Secondo il Financial Times, Altman e Mark Liu, presidente di Tsmc, sarebbero già al lavoro seppur quest’ultimo abbia avvertito che concentrarsi su un solo segmento (quello foundry) non basterà senza i paralleli investimenti nella supply chain, come per il packaging avanzato. I nodi del network sono più forti più è denso e solido il reticolo di fornitori, e TSsmc è certamente un esempio di questa visione. Le fonderie sono il cuore pulsante dell’economia digitale, senza le quali il sistema nervoso – soprattutto le applicazioni IA – non funzionerebbe. La complessità di trasformare il silicio in microprocessore avanzato lo dimostra: una tecnologia di processo da 2 o 3 nanometri costa miliardi di dollari, considerando che una sola macchina a litografia ultravioletta come la Twinscan EXE:5000 di ASML costa circa 200 milioni di dollari. La prossima generazione potrà costare tra i 300 e i 400.
La portata finanziaria e operativa dell’iniziativa di Altman non è ancora chiara, ma si parla di 8-10 miliardi iniziali dal momento che siamo nelle prime fasi di sviluppo.
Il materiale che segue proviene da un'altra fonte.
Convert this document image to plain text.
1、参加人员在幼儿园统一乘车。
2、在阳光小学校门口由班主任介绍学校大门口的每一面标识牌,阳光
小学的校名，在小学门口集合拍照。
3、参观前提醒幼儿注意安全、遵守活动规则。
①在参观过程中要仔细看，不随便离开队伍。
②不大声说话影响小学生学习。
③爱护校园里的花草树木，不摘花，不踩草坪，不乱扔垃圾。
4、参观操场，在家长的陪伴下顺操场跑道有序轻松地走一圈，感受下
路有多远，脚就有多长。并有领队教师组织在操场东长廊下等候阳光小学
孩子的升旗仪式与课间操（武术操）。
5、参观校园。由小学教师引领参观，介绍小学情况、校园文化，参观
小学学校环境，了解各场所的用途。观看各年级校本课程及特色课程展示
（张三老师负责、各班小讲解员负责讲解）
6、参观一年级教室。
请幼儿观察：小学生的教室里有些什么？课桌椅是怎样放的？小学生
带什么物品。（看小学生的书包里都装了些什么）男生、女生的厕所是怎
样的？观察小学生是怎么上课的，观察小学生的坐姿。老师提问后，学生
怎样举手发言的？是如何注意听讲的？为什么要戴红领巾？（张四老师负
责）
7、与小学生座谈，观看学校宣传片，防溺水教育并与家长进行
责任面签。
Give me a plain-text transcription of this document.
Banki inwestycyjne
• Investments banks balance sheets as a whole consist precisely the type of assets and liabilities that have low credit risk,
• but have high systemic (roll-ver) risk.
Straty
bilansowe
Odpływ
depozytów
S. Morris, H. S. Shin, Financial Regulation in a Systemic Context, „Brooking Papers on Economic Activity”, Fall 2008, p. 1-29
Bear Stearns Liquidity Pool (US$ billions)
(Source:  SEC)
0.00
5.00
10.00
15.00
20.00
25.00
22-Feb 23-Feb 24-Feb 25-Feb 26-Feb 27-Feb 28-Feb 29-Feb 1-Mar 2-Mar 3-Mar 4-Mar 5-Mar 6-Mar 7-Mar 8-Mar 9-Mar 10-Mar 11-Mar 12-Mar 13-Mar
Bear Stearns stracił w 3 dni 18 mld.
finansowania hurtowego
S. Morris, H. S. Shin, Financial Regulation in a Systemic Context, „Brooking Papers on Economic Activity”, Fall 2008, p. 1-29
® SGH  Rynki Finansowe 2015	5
Se Altman riuscirà o meno a raccogliere decine o centinaia di miliardi per una sua start up o per finanziare le società che producono chip, lo dirà solo il tempo. Tuttavia, senza dubbio, il suo sforzo potrebbe sconvolgere il mercato delle fonderie e segnare un ulteriore punto di svolta nella geopolitica dei semiconduttori che già vede competere giganti del digitale e sistemi-Paese.